Esta serie de muertes tempraneras, unida a otra serie más natural pero no menos larga, y que afecta a los padres de amigos que sí se están muriendo a su hora, me ha devuelto a la iglesia, en el sentido de que he tenido que acudir casi a dos funerales por mes, a veces a tres. He recordado así trances y oraciones olvidadas en cuyo poder teúrgico ya no creo. Y he comprobado que la memoria es muy falible, y que sirvió de poco –me parece- el haber ganado varios premios de catecismo cuando yo contaba con siete u ocho años, y era muy devoto. También he visto cómo han cambiado muchos de los ritos de nuestra infancia, y hasta el Padrenuestro. Pues ya no se perdona a los deudores, como en nuestra época. Algo habrá tenido que ver la Banca en ello. En todo caso, la dramaturgia de la misa y el sacrificio católico, con su misterio de la consagración del pan y el vino, y su Teoría de la Transubstanciación, sigue ofreciendo en su conjunto una representación de teatro sagrado de alto voltaje. Es una acumulación de ritos persas, romanos, y hebreos de extraordinaria y pagana fuerza. Y bien representada, impone.


En cuanto a las homilías que dirigen los sacerdotes a mis amigos difuntos,  y a sus familias, no puedo decir que me hayan impresionado, o menos que me hayan consolado. En general, deduzco que carecen de íntima convicción, o eso entiendo yo. Si bien comprendo que el trance es difícil incluso para un avezado predicador curtido en esos menesteres. ¿Cómo consolar al hermano o al hijo o al padre y al tiempo convencerle, porque lo dice el dogma, que una vida mejor ha comenzado? Como ya recogí en mi texto La caja de Pandora, en ciertas épocas de su larguísimo imperio, los egipcios antiguos llegaron a estampar ciento cuatro amuletos para proteger al difunto en su último viaje. Esta multiplicación de pólizas de seguro parece que escondía un cierto escepticismo en la efectividad de las mismas, y en la certeza de la vida de ultratumba. Nada nuevo por lo demás. Oscar Wilde, a propósito del Juicio Final, escribió: “el gran pecador le dijo a Dios: “no puedes enviarme al infierno porque siempre he vivido en él, ni puedes enviarme al cielo porque jamás, ni en parte alguna, he podido imaginarme un cielo. Y el silencio reinó en la casa del juicio”.
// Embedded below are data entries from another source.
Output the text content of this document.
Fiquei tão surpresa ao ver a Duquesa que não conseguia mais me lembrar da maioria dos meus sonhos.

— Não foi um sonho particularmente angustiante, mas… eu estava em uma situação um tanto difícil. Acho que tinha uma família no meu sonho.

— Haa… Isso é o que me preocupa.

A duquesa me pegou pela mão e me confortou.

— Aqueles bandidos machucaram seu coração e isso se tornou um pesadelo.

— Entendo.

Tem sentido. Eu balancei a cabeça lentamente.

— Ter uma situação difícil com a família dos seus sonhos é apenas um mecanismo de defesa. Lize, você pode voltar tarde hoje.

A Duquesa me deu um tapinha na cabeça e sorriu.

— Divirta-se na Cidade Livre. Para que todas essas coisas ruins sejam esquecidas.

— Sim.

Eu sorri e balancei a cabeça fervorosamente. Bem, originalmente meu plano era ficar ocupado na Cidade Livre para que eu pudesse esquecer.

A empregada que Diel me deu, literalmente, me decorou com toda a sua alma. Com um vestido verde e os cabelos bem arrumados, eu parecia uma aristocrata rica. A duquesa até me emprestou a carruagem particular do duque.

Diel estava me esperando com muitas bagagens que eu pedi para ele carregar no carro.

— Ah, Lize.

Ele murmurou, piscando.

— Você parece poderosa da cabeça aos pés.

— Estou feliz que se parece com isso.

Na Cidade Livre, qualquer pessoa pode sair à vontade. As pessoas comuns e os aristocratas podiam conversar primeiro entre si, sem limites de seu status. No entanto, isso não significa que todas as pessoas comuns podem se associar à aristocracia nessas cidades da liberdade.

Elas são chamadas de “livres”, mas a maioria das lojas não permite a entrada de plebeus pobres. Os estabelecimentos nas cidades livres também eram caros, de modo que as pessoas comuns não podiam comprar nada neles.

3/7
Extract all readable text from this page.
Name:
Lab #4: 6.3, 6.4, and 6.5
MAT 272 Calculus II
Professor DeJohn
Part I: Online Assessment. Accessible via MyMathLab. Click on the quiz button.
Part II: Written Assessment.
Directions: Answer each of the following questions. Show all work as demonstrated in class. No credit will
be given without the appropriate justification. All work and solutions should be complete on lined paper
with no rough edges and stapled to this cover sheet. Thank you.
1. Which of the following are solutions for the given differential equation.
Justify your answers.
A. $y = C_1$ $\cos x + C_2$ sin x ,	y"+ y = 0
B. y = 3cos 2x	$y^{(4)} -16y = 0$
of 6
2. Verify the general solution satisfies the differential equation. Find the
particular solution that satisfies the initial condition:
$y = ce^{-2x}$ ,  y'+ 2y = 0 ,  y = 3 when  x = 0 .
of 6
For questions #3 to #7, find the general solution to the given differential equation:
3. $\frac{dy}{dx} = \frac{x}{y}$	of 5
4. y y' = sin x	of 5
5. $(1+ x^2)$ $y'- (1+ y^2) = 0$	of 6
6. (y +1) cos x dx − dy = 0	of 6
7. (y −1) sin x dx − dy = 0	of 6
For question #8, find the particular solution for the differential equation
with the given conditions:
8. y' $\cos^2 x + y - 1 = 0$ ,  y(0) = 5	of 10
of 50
Sea como fuere, no es trago fácil despedir a un amigo, esté o no en garantía su chasis, por volver a Eudald Carbonell. Por mi parte, en ocasiones, si me lo han pedido, he tomado la palabra para decir algo del finado. Tomar la palabra, es un decir,  porque este tipo de discurso fúnebre, por recordar a Pericles, es para mí tan imposible que no me sirve para salir del trance ni toda la supuesta experiencia que acumulo en estos menesteres públicos, ni la no menos supuesta retórica que aprendí, y ¡hasta enseñé! en mis días de filosofías. Eso sí, a cuenta de las misas, he dado o hasta firmado la Paz a troche y moche, que esta sigue siendo la parte más cordial de la ceremonia. 


Claro que también se puede despedir al amigo por escrito, y eso da margen para matizar las cosas, y la necesidad del pañuelo disminuye. Durante este periodo he redactado algunos de estos artículos necrológicos, pero siendo tan perentoria la necesidad, y tan seguida, consideré hace poco abandonar tan penoso y triste género. De hecho, cuando murió Jorge Berlanga, hace unos meses, decliné el ofrecimiento que me hicieron en un diario para escribir unas líneas. De repente, pensé que no quería escribir de mis amigos en pasado. Tal vez una tontería. Por suerte, en esto de las despedidas, hay, sin embargo, otro rito que se sigue manteniendo, rito más familiar y amistoso, y muy antiguo, y que consiste en que, tras el funeral o el entierro, se acude a algún bar o cafetería a tomar alguna copa, que se bebe a la salud del amigo difunto, mientras se recuerda un poco su vida.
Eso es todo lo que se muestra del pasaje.